Tanjungtv.com – Penyelidikan kasus dugaan korupsi terkait pengelolaan aset milik Pemerintah Provinsi Nusa Tenggara Barat (Pemprov NTB) di Gili Trawangan terus berlanjut. Kejaksaan Tinggi NTB (Kejati NTB) telah memanggil Kepala UPTD Gili Tramena, Mawardi Khairi, untuk memberikan keterangan terkait kasus tersebut. Namun, pada pemanggilan sebelumnya, Mawardi tidak membawa dokumen yang dibutuhkan penyidik sehingga keterangannya dijadwalkan kembali pada Rabu (2/10/2024).
“Yang bersangkutan tidak membawa dokumen, sehingga dijadwalkan kembali permintaan keterangannya pada Rabu (2/10/2024) mendatang,” kata Efrien, salah satu penyidik di Kejati NTB, saat ditemui awak media di Mataram.
Terkait dengan pemeriksaannya, Mawardi Khairi membenarkan bahwa dirinya memang dipanggil untuk memberikan keterangan terkait tugas dan fungsinya sebagai Kepala UPTD Gili Tramena. “Benar, saya hadir untuk koordinasi selaku Kepala UPTD Gili Tramena,” ujarnya kepada Radar Lombok melalui pesan WhatsApp.
Lebih lanjut, Mawardi memastikan bahwa ia akan memenuhi panggilan penyidik pada Rabu mendatang dengan membawa dokumen-dokumen yang diminta. “Detail dokumen besok Rabu (2/10), akan kami bawakan,” tegasnya.
Kasus ini mencuat setelah Pemprov NTB memutus kontrak dengan PT Gili Trawangan Indah (GTI) pada tahun 2021. Pemutusan kontrak ini memicu pengusutan dugaan tindak pidana korupsi yang berlangsung dalam rentang waktu 2021 hingga 2023. Salah satu fokus utama penyelidikan adalah penyalahgunaan aset berupa lahan yang dimiliki Pemprov NTB di Gili Trawangan.
Dari hasil penyelidikan sementara, terindikasi bahwa sejumlah pengusaha telah mendirikan bangunan di atas lahan milik Pemprov NTB tanpa izin yang sah. Modus yang digunakan melibatkan oknum-oknum yang menjual atau menyewakan lahan tersebut secara ilegal, yang diduga menyebabkan kerugian negara. Uang yang didapat dari praktik sewa atau jual beli lahan tersebut tidak masuk ke kas daerah, melainkan ke kantong pribadi.

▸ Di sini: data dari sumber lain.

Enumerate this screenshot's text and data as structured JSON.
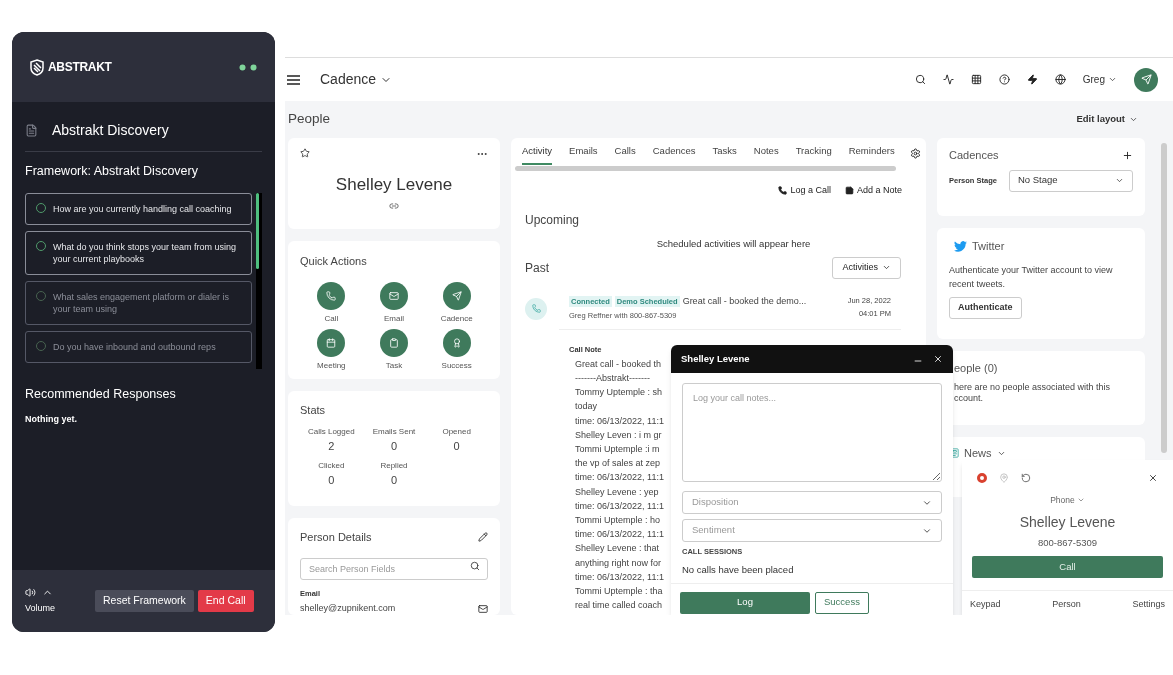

Tindakan semacam ini, selain merugikan keuangan negara, juga merusak tata kelola aset milik daerah yang seharusnya dikelola untuk kepentingan publik. “Ini menjadi perhatian serius kami karena berpotensi besar merugikan daerah dan masyarakat,” ujar seorang sumber di Kejati NTB yang tidak ingin disebutkan namanya.
Pemutusan kontrak antara Pemprov NTB dengan PT GTI pada 2021 memang telah membuka jalan bagi pengusutan lebih lanjut terhadap aset-aset di kawasan Gili Trawangan. Sebelumnya, PT GTI mendapat kepercayaan untuk mengelola lahan di kawasan strategis tersebut, namun seiring berjalannya waktu, muncul dugaan adanya penyalahgunaan wewenang yang melibatkan pihak ketiga.
Dengan keterangan yang akan diberikan Mawardi Khairi dan dokumen-dokumen yang dibawanya, diharapkan proses penyelidikan ini akan menemukan titik terang. “Kami akan terus bekerja sama dengan Kejati NTB dan pihak-pihak terkait untuk memastikan bahwa kasus ini diselesaikan secara tuntas,” tambahnya.
Kejati NTB juga terus memantau perkembangan kasus ini, termasuk menyiapkan sejumlah langkah hukum yang akan ditempuh bila ditemukan indikasi pelanggaran pidana lebih lanjut. Semua pihak yang terlibat diharapkan dapat bersikap kooperatif dalam proses hukum ini.
Dugaan korupsi pengelolaan aset di Gili Trawangan bukanlah kasus kecil. Dengan potensi kerugian negara yang cukup besar, masyarakat NTB berharap agar kasus ini segera diusut hingga tuntas, dan mereka yang terlibat dapat mempertanggungjawabkan perbuatannya di hadapan hukum.